The government has agreed to honour the previous administration's £5,000 electric car subsidy, but it'll dramatically slash the number of these grants

Rory Reid

Bad news for electric car shoppers: the coalition government has agreed to honour the £5,000 electric car subsidy earmarked by the previous administration, but it'll dramatically slash the number of these grants until a review in January 2012.

The new government will commit just £43m of the original £230m promised, meaning tens of thousands of motorists could miss out. The number of grants honoured will fall to 8,600 -- well shy of the "minimum of 46,000" promised by the previous government.

Grants will be available from January 2011 -- just time for the launch of the Nissan Leaf. A full grant would cut the price of that car from £28,350 to £23,580. Only new-generation electric cars including the Leaf, Tesla Roadster and Mitsubishi i-MiEV will be eligible.
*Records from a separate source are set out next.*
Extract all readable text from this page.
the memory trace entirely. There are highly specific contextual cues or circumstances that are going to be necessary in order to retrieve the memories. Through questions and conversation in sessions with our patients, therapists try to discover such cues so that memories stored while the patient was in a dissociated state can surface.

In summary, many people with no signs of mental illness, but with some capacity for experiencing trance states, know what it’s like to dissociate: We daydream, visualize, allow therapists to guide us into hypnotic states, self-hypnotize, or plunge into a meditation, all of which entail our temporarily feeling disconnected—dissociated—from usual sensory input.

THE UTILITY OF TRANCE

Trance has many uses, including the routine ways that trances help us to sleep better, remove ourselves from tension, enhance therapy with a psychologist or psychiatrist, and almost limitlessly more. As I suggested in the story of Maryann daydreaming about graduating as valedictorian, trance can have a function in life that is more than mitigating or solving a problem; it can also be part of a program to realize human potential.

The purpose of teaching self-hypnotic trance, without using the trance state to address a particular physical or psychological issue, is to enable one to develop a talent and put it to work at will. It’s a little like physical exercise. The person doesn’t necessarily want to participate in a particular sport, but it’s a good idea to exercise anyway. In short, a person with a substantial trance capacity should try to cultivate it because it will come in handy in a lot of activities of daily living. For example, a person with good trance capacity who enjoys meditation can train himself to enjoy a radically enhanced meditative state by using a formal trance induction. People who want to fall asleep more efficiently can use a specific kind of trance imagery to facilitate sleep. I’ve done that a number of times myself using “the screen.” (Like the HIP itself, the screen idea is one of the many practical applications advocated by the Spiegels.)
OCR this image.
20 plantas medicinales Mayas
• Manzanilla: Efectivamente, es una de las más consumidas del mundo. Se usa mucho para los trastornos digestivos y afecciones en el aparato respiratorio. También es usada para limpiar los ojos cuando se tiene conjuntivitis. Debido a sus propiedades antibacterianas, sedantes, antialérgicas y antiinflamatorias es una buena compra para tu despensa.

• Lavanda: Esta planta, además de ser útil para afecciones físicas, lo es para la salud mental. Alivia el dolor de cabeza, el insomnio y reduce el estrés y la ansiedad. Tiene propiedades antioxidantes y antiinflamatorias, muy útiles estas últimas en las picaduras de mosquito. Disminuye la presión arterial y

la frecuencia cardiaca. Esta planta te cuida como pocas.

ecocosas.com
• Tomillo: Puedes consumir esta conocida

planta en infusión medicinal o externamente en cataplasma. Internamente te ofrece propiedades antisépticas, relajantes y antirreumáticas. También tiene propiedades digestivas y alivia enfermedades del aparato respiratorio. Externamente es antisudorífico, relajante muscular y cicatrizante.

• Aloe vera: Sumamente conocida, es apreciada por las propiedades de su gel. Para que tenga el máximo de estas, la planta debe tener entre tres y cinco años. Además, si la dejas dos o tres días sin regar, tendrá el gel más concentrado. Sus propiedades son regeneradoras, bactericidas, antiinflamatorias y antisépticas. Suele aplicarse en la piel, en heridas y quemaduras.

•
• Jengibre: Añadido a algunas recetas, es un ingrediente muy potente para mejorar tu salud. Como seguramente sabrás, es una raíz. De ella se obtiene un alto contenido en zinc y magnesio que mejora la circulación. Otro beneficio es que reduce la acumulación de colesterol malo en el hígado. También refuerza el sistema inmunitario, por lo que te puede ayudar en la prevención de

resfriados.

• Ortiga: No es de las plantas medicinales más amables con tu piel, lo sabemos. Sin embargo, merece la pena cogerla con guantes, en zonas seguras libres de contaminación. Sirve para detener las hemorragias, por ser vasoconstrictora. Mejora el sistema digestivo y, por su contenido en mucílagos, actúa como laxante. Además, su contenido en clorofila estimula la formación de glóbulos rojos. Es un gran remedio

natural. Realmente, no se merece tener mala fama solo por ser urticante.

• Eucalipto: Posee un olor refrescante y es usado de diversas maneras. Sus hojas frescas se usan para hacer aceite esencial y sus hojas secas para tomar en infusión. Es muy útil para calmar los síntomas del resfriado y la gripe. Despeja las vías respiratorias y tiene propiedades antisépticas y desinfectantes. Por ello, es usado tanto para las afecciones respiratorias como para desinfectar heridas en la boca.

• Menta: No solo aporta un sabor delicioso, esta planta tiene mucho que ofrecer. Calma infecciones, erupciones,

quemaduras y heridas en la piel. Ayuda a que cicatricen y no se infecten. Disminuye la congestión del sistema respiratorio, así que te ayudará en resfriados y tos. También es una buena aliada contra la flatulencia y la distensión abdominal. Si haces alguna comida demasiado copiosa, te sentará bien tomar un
There's also uncertainty surrounding the previous government's 'plugged-in places' project, which promised thousands of new charging points to keep electric vehicles on the move. The government refused to be drawn on this, but said a decision on the financing and number of new charging points would be delayed until a full spending review in the autumn.

What do you think? Is £5,000 enough to persuade you to go electric? Is the £43m government pot too insignificant to persuade the masses to go green? Are electric cars even a viable method of mass transport?